Basic rice recipe

Most people know how to cook rice and different countries or regions have slightly different ways of preparing it, I cook it Ecuadorian style because that is how I learned to do it and I think it tastes great this way.  Nicolas sometimes cooks rice the way he learned in Japan:  boil the rice in a lot of water (very similar to how pastas are cooked) until it is done, drain it and that’s it.  The Ecuadorian way of cooking rice is a little bit different and more precise; the rice should be perfectly cooked, not too hard, not too soft, firm and grainy.  Depending on where you live and the rice you buy you might need to sort through the rice to remove any bad ones or small rocks, and in that case you probably also want to wash and rinse it well, also if you live in altitude you’ll probably need to add more water and let it cook for a little bit longer, I currently live almost at sea level so I use the minimum amount of water, but when I lived in Loja (2100 m or almost 6900 ft) I would use about double the amount of water to rice.

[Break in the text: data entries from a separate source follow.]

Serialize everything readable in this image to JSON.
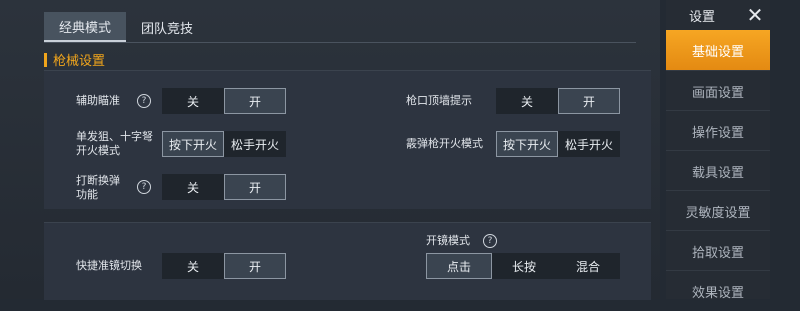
{
  "tabs": [
    "经典模式",
    "团队竞技"
  ],
  "section": "枪械设置",
  "panel1": {
    "aim_assist": {
      "label": "辅助瞄准",
      "help": "?",
      "options": [
        "关",
        "开"
      ]
    },
    "muzzle_hint": {
      "label": "枪口顶墙提示",
      "options": [
        "关",
        "开"
      ]
    },
    "sniper_fire_mode": {
      "label": "单发狙、十字弩\n开火模式",
      "options": [
        "按下开火",
        "松手开火"
      ]
    },
    "shotgun_fire_mode": {
      "label": "霰弹枪开火模式",
      "options": [
        "按下开火",
        "松手开火"
      ]
    },
    "interrupt_reload": {
      "label": "打断换弹\n功能",
      "help": "?",
      "options": [
        "关",
        "开"
      ]
    }
  },
  "panel2": {
    "quick_scope_switch": {
      "label": "快捷准镜切换",
      "options": [
        "关",
        "开"
      ]
    },
    "scope_mode": {
      "label": "开镜模式",
      "help": "?",
      "options": [
        "点击",
        "长按",
        "混合"
      ]
    }
  },
  "sidebar": {
    "title": "设置",
    "close": "✕",
    "items": [
      "基础设置",
      "画面设置",
      "操作设置",
      "载具设置",
      "灵敏度设置",
      "拾取设置",
      "效果设置"
    ]
  },
  "colors": {
    "accent": "#f0a51c",
    "panel": "#2d3440"
  }
}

A lot of Ecuadorian main dishes use arroz amarillo or yellow rice as a side dish, this is cooked the same way as below, just add  ground achiote or annatto seed when cooking the onions.  You can add paprika or saffron if you don’t have achiote available.


2 cups of uncooked white rice, I like to use long grain rice (sorted and rinsed if needed)

2 tbs oil (olive oil, sunflower, canola) or butter

2 tbs minced or finely chopped white onions

2 ¼ cups water

Salt to taste (add the salt when you add the water and the water should taste like a lightly salted broth, for a lightly salted rice I add about 1/4 teaspoon of salt)

Optional – 1 garlic clove, minced

For arroz amarillo: ½ teaspoon of ground achiote or annatto


  1. Heat the oil or butter on medium temperature in medium sized saucepan.
  2. Add the minced onions and garlic (and achiote if making arroz amarillo or yellow rice), cook until the onions are translucent or soft, about 2 minutes.
  3. Add the rice and stir it in so that it is well coated by the oil, add the water and bring it to a boil.
  4. Let the water reduce until it barely covers the rice, cover with a lid, reduce the temperature to low, and cook for about 20-25 min.